18 Oct 2005 Government Playing with ‘Corked Bat’ in Stadium Game – National Center Cites Need for Eminent Domain Reform
Washington, D.C. – The National Center for Public Policy Research is crying foul over the emergence of what it considers a dreadful American pastime – eminent domain abuse.
Over the next several weeks, Washington, D.C. government officials will begin the process by which they hope to seize the land of property owners along the Anacostia River to build a $535 million baseball stadium.
“The Fifth Amendment of the U.S. Constitution stipulates land can be taken for ‘public use,’ not public good or private benefit,” said Peyton Knight, Director of Environmental and Regulatory Affairs for the National Center. “As Justice Sandra Day O’Connor noted in her dissent to the Kelo decision, no one’s home is safe. This twisted interpretation of the law has potentially put every home and small business in America in the crosshairs of politically-connected developers and their unscrupulous government allies. Eminent domain reform is needed soon, lest property rights continue to strike out in post-Kelo America.”
The City has yet to hear from nearly half of the landowners whose property is targeted for the new stadium site.
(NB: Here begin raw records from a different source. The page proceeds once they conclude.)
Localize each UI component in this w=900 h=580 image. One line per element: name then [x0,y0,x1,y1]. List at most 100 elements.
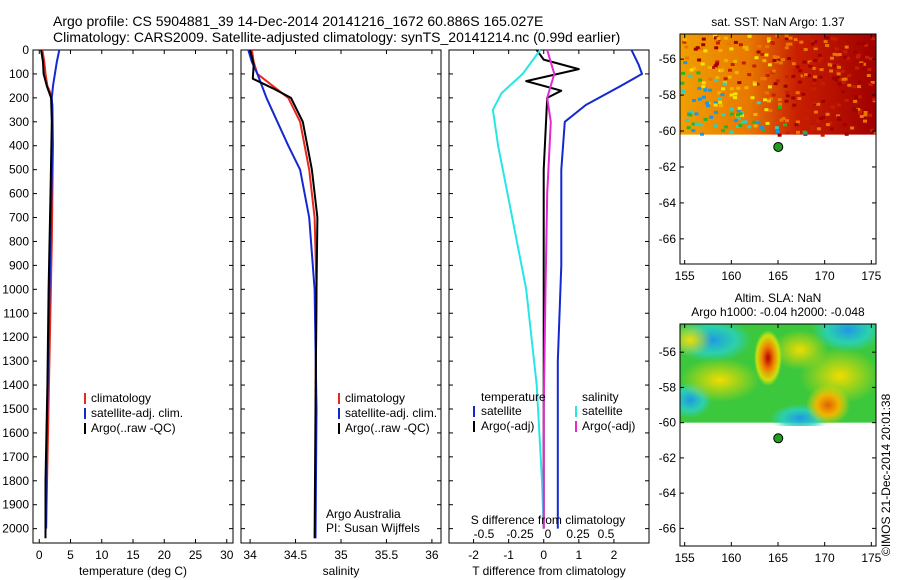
sst-cell [868,46,873,50]
map-sst-map: sat. SST: NaN Argo: 1.37 155 160 165 170 175 -… [659,15,882,283]
sst-cell [787,57,791,61]
sst-cell [788,42,793,46]
sst-cell [866,74,871,77]
sst-cell [819,68,824,72]
sst-cell [791,62,796,66]
sst-cell [737,106,742,110]
sst-cell [832,64,837,68]
sst-cell [708,88,712,92]
sst-cell [784,34,789,38]
sst-cell [813,47,818,51]
sst-cell [750,96,755,100]
sst-cell [860,112,865,116]
y-tick-label: -60 [659,124,677,138]
sst-cell [809,61,814,65]
sst-cell [778,102,782,106]
sst-cell [700,132,704,136]
sst-cell [784,46,789,50]
sst-cell [735,113,740,117]
sst-cell [681,90,686,93]
sst-cell [706,104,711,108]
sst-cell [733,59,738,63]
sst-cell [870,128,874,132]
sst-cell [716,37,721,41]
sst-cell [818,117,823,121]
sst-cell [781,117,786,121]
sst-cell [857,80,862,84]
sst-cell [872,71,876,75]
sst-cell [775,58,780,62]
x-tick-label: 170 [815,269,835,283]
x-tick-label: 35 [334,548,348,562]
sst-cell [729,107,734,111]
legend-swatch [84,423,86,434]
sst-cell [726,42,731,46]
sst-cell [825,112,830,116]
sst-cell [700,62,705,66]
sst-cell [736,109,741,112]
sst-cell [747,125,752,129]
sst-cell [785,90,790,94]
legend-label: climatology [345,391,405,405]
sst-cell [719,104,723,108]
float-position-marker [773,141,784,152]
sst-cell [778,61,783,65]
sst-cell [825,123,830,127]
sst-cell [838,78,843,81]
sst-cell [752,64,757,68]
x-tick-label: 2 [611,548,618,562]
annotation-text: PI: Susan Wijffels [326,521,420,535]
series-line-black [40,49,53,539]
sst-cell [798,80,802,84]
sla-blob [772,330,828,370]
sst-cell [823,40,828,44]
sst-cell [733,92,738,96]
sst-cell [871,113,876,117]
sst-cell [764,91,769,95]
sst-cell [713,124,718,128]
sst-cell [749,71,754,75]
sst-cell [796,76,801,79]
sla-blob [754,330,782,386]
sst-cell [775,130,780,133]
y-tick-label: 600 [9,187,29,201]
x-tick-label: 155 [675,551,695,565]
sst-cell [798,69,803,73]
y-tick-label: -58 [659,380,677,394]
sst-cell [833,37,838,41]
legend-label: Argo(..raw -QC) [91,421,176,435]
x-tick-label: 36 [425,548,439,562]
sst-cell [762,59,767,63]
sst-cell [809,126,814,130]
x-tick-label: 20 [158,548,172,562]
y-tick-label: 1100 [3,306,29,320]
y-tick-label: -64 [659,196,677,210]
sst-cell [757,44,762,48]
sst-cell [837,82,842,86]
sst-cell [760,126,765,129]
sla-blob [680,358,760,402]
sst-cell [738,112,743,116]
x-tick-label: 15 [126,548,140,562]
sst-cell [801,92,806,96]
sst-cell [813,59,818,62]
y-tick-label: 500 [9,163,29,177]
sst-cell [800,74,805,78]
sst-cell [729,47,734,51]
sst-cell [720,68,724,72]
sst-cell [868,83,873,86]
x-tick-label: -1 [503,548,514,562]
sst-cell [736,116,741,120]
y-tick-label: 300 [9,115,29,129]
sst-cell [870,130,875,134]
sst-cell [815,119,820,123]
sst-cell [767,63,772,67]
sst-cell [785,119,789,123]
y-tick-label: 200 [9,91,29,105]
sst-cell [818,75,823,79]
sst-cell [857,111,862,115]
sst-cell [818,56,823,60]
sst-cell [796,115,801,118]
sst-cell [684,45,689,49]
sst-base [680,34,876,135]
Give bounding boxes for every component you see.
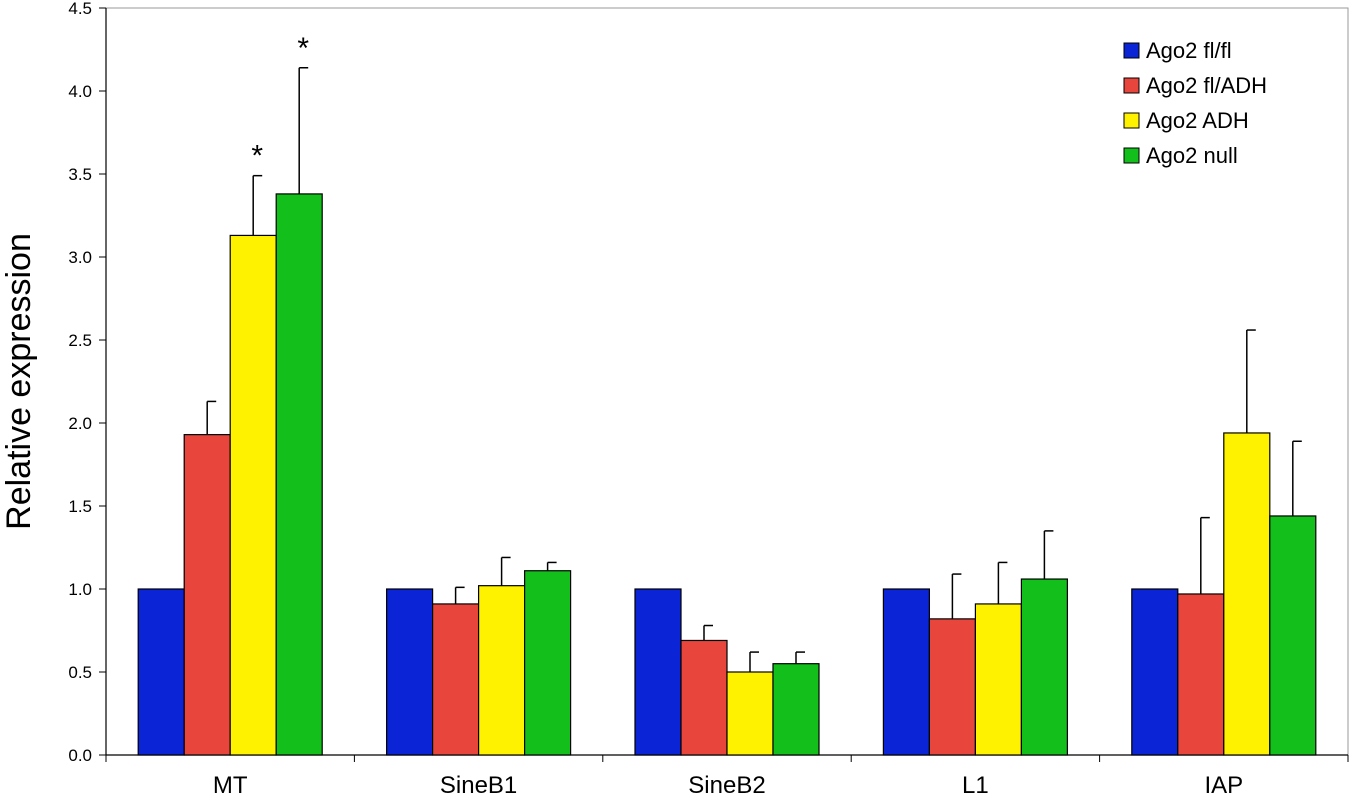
bar — [680, 639, 728, 756]
y-tick-label: 2.5 — [68, 331, 92, 350]
bar — [634, 588, 682, 756]
bar — [183, 434, 231, 756]
annotations: ** — [251, 32, 309, 173]
bar — [478, 585, 526, 756]
bar — [229, 234, 277, 756]
y-axis-title: Relative expression — [0, 233, 38, 530]
bar — [772, 663, 820, 756]
y-tick-label: 1.5 — [68, 497, 92, 516]
legend-label: Ago2 ADH — [1146, 108, 1249, 133]
bar — [1269, 515, 1317, 756]
bar — [726, 671, 774, 756]
bar — [1223, 432, 1271, 756]
x-tick-label: SineB2 — [688, 772, 765, 799]
bar — [974, 603, 1023, 756]
bar — [1020, 578, 1069, 756]
significance-star: * — [251, 140, 263, 173]
y-tick-label: 0.5 — [68, 663, 92, 682]
legend-swatch — [1123, 112, 1140, 129]
legend-swatch — [1123, 77, 1140, 94]
bar — [523, 570, 572, 756]
bar — [1177, 593, 1225, 756]
significance-star: * — [297, 32, 309, 65]
x-tick-label: SineB1 — [440, 772, 517, 799]
legend: Ago2 fl/fl Ago2 fl/ADH Ago2 ADH Ago2 null — [1123, 38, 1267, 168]
y-tick-label: 3.0 — [68, 248, 92, 267]
bar — [1131, 588, 1179, 756]
x-tick-label: L1 — [962, 772, 989, 799]
bar — [882, 588, 931, 756]
legend-swatch — [1123, 42, 1140, 59]
bar — [137, 588, 185, 756]
y-tick-label: 1.0 — [68, 580, 92, 599]
legend-swatch — [1123, 147, 1140, 164]
y-tick-label: 2.0 — [68, 414, 92, 433]
bar — [928, 618, 977, 756]
y-tick-label: 3.5 — [68, 165, 92, 184]
error-bars — [206, 67, 1302, 672]
bar — [386, 588, 434, 756]
x-tick-label: MT — [213, 772, 248, 799]
y-tick-label: 4.5 — [68, 0, 92, 18]
y-tick-label: 0.0 — [68, 746, 92, 765]
x-tick-label: IAP — [1204, 772, 1243, 799]
axes: 0.0 0.5 1.0 1.5 2.0 2.5 3.0 3.5 4.0 4.5 MT SineB1 Si… — [68, 0, 1349, 799]
legend-label: Ago2 null — [1146, 143, 1238, 168]
legend-label: Ago2 fl/ADH — [1146, 73, 1267, 98]
legend-label: Ago2 fl/fl — [1146, 38, 1232, 63]
y-tick-label: 4.0 — [68, 82, 92, 101]
bar — [275, 193, 323, 756]
bar — [432, 603, 480, 756]
bars — [137, 193, 1317, 756]
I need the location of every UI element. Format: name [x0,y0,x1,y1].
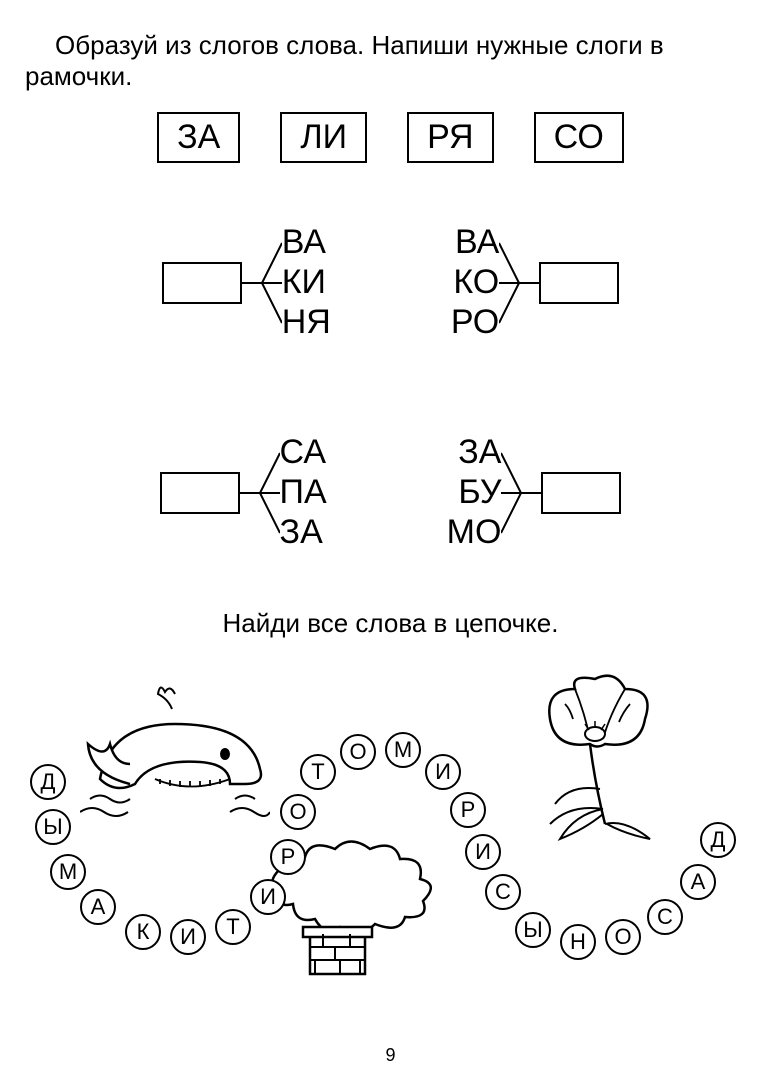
chain-letter: Д [30,764,66,800]
syllable-item: ВА [451,223,499,263]
instruction-2: Найди все слова в цепочке. [25,608,756,639]
syllable-group: СА ПА ЗА [160,433,327,553]
chain-letter: Р [450,792,486,828]
top-syllable-row: ЗА ЛИ РЯ СО [25,112,756,163]
chain-area: ДЫМАКИТИРОТОМИРИСЫНОСАД [25,664,756,994]
group-row: ВА КИ НЯ ВА КО РО [162,223,620,343]
whale-icon [80,684,270,824]
syllable-item: ЗА [447,433,502,473]
syllable-group: ВА КО РО [451,223,619,343]
chain-letter: Т [300,754,336,790]
syllable-group: ЗА БУ МО [447,433,622,553]
syllable-item: ПА [280,473,327,513]
chain-letter: А [680,864,716,900]
group-row: СА ПА ЗА ЗА БУ МО [160,433,622,553]
blank-box[interactable] [541,472,621,514]
syllable-box: ЗА [157,112,240,163]
chain-letter: Т [215,909,251,945]
chain-letter: М [50,854,86,890]
syllable-item: НЯ [282,303,331,343]
chain-letter: И [465,834,501,870]
blank-box[interactable] [162,262,242,304]
chain-letter: Н [560,924,596,960]
syllable-box: СО [534,112,624,163]
syllable-group: ВА КИ НЯ [162,223,331,343]
chain-letter: К [125,914,161,950]
chain-letter: И [425,754,461,790]
syllable-box: ЛИ [280,112,367,163]
syllable-item: РО [451,303,499,343]
syllable-box: РЯ [407,112,493,163]
syllable-item: МО [447,513,502,553]
blank-box[interactable] [539,262,619,304]
syllable-item: КИ [282,263,331,303]
syllable-item: ВА [282,223,331,263]
chain-letter: С [485,874,521,910]
chain-letter: О [605,919,641,955]
syllable-item: КО [451,263,499,303]
syllable-item: ЗА [280,513,327,553]
instruction-1: Образуй из слогов слова. Напиши нужные с… [25,30,756,92]
blank-box[interactable] [160,472,240,514]
page-number: 9 [0,1045,781,1066]
syllable-item: БУ [447,473,502,513]
syllable-item: СА [280,433,327,473]
chain-letter: И [170,919,206,955]
chain-letter: А [80,889,116,925]
chain-letter: О [280,794,316,830]
chain-letter: Ы [515,912,551,948]
chain-letter: М [385,732,421,768]
chain-letter: Д [700,822,736,858]
chain-letter: Ы [35,809,71,845]
chain-letter: О [340,734,376,770]
flower-icon [515,674,685,874]
chain-letter: С [647,899,683,935]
City officials will now look to condemn the properties and relocate the owners through eminent domain.
Steve Green, director of development in the office of the Deputy Mayor for Planning and Economic Development, told The Washington Times: “We think there are some that we’ll have good-faith negotiations with.”
“Typically, ‘good-faith negotiations’ do not portray the buyer holding a gun to the seller’s head,” noted Knight. “These negotiations have been tinged with bad-faith since April, when the City told property owners they had to be out of their homes by New Year’s Eve. Mr. Green can pretend he’s dealing in good faith, but he’s really playing with a corked bat.”
Patricia Ghiglino, who owns a yellow-brick art studio in the path of the stadium, has vowed to take the matter to court. Retired Army officer Kenneth Wyban also plans to go to court. His pre-Civil War home that he has worked for years to restore, and had hoped to turn into a bed-and-breakfast, is also targeted for acquisition.
“I was born in Peru, and I never ever imagined something like this could happen here,” Mrs. Ghiglino recently told the National Center. “I think what is really upsetting is that they are stretching the concept of eminent domain for economic development… they are opening the door to corruption.”
Ghiglino doesn’t know where she’ll move, only that it likely won’t be D.C. because real estate prices are too high and she doesn’t want to “get burned a second time.”
Knight questioned the “public use” aspects of the stadium project.
“Are the ballplayers government employees?” he asked. “Will a private entity profit from ticket sales and other revenues, or will that money go to government coffers?”
Property owners in D.C. are not alone. In Riviera Beach, Florida, the local government is considering using eminent domain to displace 6,000 local residents. Riviera Beach is mostly a poor, black community. The “public use” in this instance is a billion-dollar waterfront yachting and housing complex. A spokesman for the development company overseeing the project told The Washington Times that people with yachts need a place to keep and service them.
“A great aspect of America is the ability of the less fortunate to purchase and own property,” said Mychal Massie, a member of the National Center’s Black Leadership Network Project 21.
“Eminent domain abuse denies the people who the Framers cared most about the right to create wealth through property ownership,” Massie added. “This assault on our constitution not only denies them this right, but by forcing them out, it in effect creates other depressed areas that eventually will be claimed by the powerful for their own selfish gain. We must resist such tyranny at every turn.”
In August Alabama became the first state to respond to the Supreme Court’s ruling in Kelo by enacting broad protections against the taking of private property for the private economic use of another entity. According to the Institute for Justice, some 37 states have passed or are currently debating legislation to restrict eminent domain abuse.
According to the Institute for Justice, the public interest law firm that represented the homeowner in the Kelo case, “a number of states have better-defined takings provisions than the language of the Fifth Amendment.” The Institute cites Alabama, Arizona, Colorado, Oklahoma, Mississippi, Missouri, South Carolina, Washington, and Wyoming as the best examples.
The National Center encourages all states to adopt policies to prohibit governments from taking private property for economic development or increased tax revenue. State and local laws that allow government to take so-called “blighted” property and transfer it to another private entity for economic development also should be reformed.
“One man’s blight is another man’s castle,” noted Knight. “Without proper restrictions and well-defined parameters, governments will exploit the blight loophole and continue to abuse eminent domain power.”
The National Center for Public Policy Research is a non-partisan, non-profit educational foundation based in Washington, D.C.